The Victorian government has announced that the its first issue of two social impact bonds, which will aim to help at-risk youth and the long-term homeless, will be delivered by consortia led by welfare service providers Anglicare and Sacred Heart Mission.

Despite its well-developed not-for-profit welfare sector, Victoria has been somewhat wary of the innovative financing model — also known as a social benefit bond — which first came to Australia with New South Wales’ launch of two programs in 2013.

The Anglicare consortium, which includes VincentCare, proposes a mix of individualised case management, specialist support, and stable housing to improve outcomes for young people leaving out of home care.

Sacred Heart Mission will provide rapid access to stable housing and intensive case management to support Victorians experiencing chronic homelessness and harmful alcohol and other drug use.

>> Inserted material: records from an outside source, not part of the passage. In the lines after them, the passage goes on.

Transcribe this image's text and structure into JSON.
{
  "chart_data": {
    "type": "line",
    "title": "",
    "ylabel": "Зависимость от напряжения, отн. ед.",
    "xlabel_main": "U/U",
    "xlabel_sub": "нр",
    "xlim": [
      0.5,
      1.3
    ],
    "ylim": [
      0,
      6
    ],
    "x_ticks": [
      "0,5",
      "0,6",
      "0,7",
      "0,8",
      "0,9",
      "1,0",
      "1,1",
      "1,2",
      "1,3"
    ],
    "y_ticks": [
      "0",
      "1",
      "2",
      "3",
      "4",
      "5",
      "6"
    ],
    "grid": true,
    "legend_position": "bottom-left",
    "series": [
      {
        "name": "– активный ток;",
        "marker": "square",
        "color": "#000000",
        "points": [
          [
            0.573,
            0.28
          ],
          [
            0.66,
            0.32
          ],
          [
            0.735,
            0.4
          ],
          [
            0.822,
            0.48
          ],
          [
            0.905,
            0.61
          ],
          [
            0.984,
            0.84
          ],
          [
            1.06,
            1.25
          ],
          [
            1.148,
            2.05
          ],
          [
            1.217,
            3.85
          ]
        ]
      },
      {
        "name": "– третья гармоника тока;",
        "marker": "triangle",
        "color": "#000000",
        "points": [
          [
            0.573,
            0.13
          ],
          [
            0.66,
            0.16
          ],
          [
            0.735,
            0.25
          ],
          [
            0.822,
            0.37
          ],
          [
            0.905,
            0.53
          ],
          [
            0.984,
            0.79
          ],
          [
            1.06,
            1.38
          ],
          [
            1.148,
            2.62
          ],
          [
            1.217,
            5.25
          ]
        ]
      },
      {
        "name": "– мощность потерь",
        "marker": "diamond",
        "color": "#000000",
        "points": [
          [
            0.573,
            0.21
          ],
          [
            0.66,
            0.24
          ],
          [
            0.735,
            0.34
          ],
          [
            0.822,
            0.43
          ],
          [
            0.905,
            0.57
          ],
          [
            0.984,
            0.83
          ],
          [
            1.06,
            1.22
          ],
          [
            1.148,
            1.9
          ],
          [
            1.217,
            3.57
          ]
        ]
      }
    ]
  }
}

These social problems represent a significant cost for government. Around 600-700 people aged 16-18 transition from out-of-home care into independent living each year in Victoria. They face poorer outcomes than other young people, particularly in areas such as unemployment, homelessness and contact with the justice system.

Apart from harming individuals’ life prospects, this social disadvantage is expensive — one study estimated their cost to police per person per year at $7156. For Justice and Correctional Services it’s $6913. There are undoubtedly other costs, direct and otherwise.

Alcohol and other drugs likewise have high direct costs to government — the prison system spends about $300 per prisoner per day on reducing harmful use, for example. For the courts it’s around $2700 per case finalisation. About 4% of all emergency department presentations included alcohol and other drugs as a factor in 2012-13.

The government says it will institute robust measurement and evaluation systems. The Department of Treasury and Finance acknowledges are are a host of difficulties in making SIBs work, such as defining the outcomes on which contracts will be based and making sure they are aligned with genuine progress, needing sufficient baseline data to measure improvements accurately and setting up the control group correctly.

Social impact bonds are seen by their boosters as an important new means of tackling difficult, expensive social problems and introducing innovation into social services. The key feature is a commitment by government to paying a third-party provider a fee if it is able to meet social outcome targets at the end of a multi-year period. They have been used most extensively in the United Kingdom, following the first in 2010.

But their detractors, including the Community and Public Sector Union, believe there is no reason why existing public funding models could not be used, arguing that SIBs constitute a form of back-door privatisation.